Both the MasterCard SpendingPulse and API reports boosted expectations for US gasoline demand for the remaining days of the 2014 driving season, bolstered by ongoing data points showing the US economy, including the labor market, is making gains. The improving market sentiment for gasoline demand was also supported by AAA Travel, which forecasts 29.7 million Americans would journey 50 miles or more from home during the coming Labor Day holiday, defined from August 28 through September 1, accounting for 86% of all travelers. That’s up 1.4% from the 2013 Labor Day holiday.

The decline to a 6-1/2 month low by NYMEX RBOB futures came with a 6.8% drop in the net-long position by noncommercial traders also referred to as speculators since they are not hedging a physical position in the market.
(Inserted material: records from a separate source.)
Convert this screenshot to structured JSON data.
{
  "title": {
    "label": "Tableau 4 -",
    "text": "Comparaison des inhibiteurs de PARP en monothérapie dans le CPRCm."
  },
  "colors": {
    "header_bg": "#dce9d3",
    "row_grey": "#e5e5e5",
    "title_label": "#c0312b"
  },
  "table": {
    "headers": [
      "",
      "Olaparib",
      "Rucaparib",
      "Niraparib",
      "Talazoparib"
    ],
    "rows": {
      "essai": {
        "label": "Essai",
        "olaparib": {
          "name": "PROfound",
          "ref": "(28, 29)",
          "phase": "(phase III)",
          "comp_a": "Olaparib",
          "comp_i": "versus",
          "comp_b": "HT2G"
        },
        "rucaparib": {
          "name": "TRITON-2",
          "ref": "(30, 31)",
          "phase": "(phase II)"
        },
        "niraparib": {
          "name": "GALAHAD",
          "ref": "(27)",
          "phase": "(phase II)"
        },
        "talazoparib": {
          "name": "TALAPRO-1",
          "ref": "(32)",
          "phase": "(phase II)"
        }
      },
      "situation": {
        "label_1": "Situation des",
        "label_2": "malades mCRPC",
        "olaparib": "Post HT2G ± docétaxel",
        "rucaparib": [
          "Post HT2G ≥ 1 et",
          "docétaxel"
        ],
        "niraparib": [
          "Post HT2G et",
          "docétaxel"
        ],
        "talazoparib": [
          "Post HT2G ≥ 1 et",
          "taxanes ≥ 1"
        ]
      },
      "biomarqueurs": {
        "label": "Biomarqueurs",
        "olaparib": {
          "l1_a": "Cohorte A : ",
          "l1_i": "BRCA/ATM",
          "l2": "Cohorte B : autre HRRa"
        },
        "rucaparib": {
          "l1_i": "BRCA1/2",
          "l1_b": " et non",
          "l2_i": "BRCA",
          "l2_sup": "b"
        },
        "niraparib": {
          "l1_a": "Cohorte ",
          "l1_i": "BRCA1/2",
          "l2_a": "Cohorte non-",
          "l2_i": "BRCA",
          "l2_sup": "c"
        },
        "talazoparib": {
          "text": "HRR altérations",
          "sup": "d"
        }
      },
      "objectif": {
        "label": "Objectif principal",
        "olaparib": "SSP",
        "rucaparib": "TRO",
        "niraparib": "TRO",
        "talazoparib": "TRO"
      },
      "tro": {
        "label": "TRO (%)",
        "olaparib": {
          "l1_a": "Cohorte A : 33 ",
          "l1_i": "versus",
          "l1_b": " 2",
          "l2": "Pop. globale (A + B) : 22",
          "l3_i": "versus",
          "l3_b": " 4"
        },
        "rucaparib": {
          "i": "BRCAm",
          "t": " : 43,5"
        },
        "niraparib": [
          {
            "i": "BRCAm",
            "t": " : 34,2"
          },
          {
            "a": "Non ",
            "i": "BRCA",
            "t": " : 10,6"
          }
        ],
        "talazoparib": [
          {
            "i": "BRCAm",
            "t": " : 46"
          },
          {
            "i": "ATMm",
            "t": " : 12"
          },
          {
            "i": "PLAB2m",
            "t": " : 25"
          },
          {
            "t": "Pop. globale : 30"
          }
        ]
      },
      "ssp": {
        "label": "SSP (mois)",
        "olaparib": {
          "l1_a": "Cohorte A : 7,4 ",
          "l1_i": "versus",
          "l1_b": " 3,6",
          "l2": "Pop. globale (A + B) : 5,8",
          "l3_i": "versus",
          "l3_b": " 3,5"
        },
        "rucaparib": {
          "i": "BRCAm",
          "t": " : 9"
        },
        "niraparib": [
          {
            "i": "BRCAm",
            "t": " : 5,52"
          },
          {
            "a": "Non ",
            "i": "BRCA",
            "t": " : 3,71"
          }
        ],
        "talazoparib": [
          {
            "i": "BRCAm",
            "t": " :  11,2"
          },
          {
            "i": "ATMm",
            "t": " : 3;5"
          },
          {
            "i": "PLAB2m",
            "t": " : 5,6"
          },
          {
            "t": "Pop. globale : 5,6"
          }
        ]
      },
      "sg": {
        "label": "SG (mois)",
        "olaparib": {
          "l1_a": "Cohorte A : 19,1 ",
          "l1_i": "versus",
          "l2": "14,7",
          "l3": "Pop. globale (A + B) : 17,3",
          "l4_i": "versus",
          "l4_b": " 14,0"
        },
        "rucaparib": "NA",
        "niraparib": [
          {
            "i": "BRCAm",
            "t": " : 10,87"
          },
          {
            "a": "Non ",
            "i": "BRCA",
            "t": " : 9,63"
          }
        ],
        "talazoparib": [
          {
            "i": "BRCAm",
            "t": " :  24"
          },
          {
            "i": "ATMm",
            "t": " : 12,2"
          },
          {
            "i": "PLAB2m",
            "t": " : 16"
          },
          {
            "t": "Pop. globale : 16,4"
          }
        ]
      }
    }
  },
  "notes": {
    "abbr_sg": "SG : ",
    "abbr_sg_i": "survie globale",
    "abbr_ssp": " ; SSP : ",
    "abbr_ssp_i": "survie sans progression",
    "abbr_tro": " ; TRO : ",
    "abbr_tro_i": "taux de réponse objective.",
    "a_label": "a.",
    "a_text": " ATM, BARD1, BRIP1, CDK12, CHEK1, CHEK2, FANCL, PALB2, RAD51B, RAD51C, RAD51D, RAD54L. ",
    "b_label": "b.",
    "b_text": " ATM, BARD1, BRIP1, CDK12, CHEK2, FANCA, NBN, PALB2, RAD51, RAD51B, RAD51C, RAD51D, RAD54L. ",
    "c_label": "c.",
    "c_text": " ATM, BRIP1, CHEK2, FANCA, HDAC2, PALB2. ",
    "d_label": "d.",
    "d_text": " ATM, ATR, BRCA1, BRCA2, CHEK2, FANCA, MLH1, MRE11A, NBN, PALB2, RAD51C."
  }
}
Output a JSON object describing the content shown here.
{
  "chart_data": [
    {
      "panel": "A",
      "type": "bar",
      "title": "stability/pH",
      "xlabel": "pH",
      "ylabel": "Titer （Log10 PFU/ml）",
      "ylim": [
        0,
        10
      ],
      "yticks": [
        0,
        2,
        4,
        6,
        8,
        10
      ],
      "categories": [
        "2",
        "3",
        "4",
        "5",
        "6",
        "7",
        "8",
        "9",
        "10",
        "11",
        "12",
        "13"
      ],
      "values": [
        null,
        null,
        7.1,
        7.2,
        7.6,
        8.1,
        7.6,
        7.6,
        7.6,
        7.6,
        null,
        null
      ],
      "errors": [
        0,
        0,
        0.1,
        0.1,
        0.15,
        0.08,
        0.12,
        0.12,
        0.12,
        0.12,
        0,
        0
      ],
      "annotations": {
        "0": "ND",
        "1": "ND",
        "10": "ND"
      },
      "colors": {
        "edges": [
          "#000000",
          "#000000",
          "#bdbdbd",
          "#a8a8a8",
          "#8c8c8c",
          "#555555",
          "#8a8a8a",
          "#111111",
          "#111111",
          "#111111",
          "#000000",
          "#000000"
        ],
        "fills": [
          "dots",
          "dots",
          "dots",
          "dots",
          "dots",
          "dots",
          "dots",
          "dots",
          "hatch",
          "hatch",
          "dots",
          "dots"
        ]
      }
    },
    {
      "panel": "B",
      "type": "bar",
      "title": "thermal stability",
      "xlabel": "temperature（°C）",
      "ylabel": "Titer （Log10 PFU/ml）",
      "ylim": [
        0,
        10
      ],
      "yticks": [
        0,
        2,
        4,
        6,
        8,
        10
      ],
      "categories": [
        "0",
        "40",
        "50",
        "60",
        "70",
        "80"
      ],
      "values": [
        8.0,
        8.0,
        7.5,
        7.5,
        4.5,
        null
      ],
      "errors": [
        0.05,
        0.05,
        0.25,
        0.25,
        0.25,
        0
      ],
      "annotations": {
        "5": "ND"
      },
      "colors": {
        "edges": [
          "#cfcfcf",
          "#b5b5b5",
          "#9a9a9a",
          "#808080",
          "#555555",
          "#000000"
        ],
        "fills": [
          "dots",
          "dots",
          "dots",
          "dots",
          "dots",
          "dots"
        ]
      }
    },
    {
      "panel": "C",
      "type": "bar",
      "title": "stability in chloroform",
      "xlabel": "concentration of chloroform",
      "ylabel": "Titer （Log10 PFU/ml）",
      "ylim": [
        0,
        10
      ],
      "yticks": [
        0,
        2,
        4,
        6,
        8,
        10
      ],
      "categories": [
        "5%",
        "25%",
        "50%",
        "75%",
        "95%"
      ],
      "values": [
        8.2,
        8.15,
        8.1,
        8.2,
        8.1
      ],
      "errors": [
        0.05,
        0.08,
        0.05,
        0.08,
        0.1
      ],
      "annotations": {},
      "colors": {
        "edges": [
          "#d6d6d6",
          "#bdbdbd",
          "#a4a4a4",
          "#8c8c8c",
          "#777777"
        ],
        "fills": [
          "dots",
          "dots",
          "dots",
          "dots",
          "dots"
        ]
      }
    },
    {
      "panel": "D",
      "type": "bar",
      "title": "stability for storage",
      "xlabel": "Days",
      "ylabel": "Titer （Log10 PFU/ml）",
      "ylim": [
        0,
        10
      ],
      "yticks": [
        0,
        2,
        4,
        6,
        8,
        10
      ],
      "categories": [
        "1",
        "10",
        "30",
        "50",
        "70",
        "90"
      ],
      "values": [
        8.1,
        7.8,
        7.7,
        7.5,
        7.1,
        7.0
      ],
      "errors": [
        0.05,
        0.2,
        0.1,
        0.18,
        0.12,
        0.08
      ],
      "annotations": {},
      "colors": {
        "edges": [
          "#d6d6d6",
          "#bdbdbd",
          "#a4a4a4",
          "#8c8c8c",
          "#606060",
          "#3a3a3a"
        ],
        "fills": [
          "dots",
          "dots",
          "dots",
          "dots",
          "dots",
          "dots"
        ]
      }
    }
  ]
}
A long position is taken when the participant expects prices to move higher. The long liquidation came with higher open interest, meaning more trade volume and conviction. It also exposes market participants to short position covering should the market rally.

Taken together, an improving sentiment for US gasoline demand and expected lower refiner output amid unit repairs and maintenance joined by the selloff in futures could boost gasoline prices heading into Labor Day. Supplier postings for gasoline at wholesale distribution terminals are directed by the spot market which trades in a cash differential or a basis against the futures market.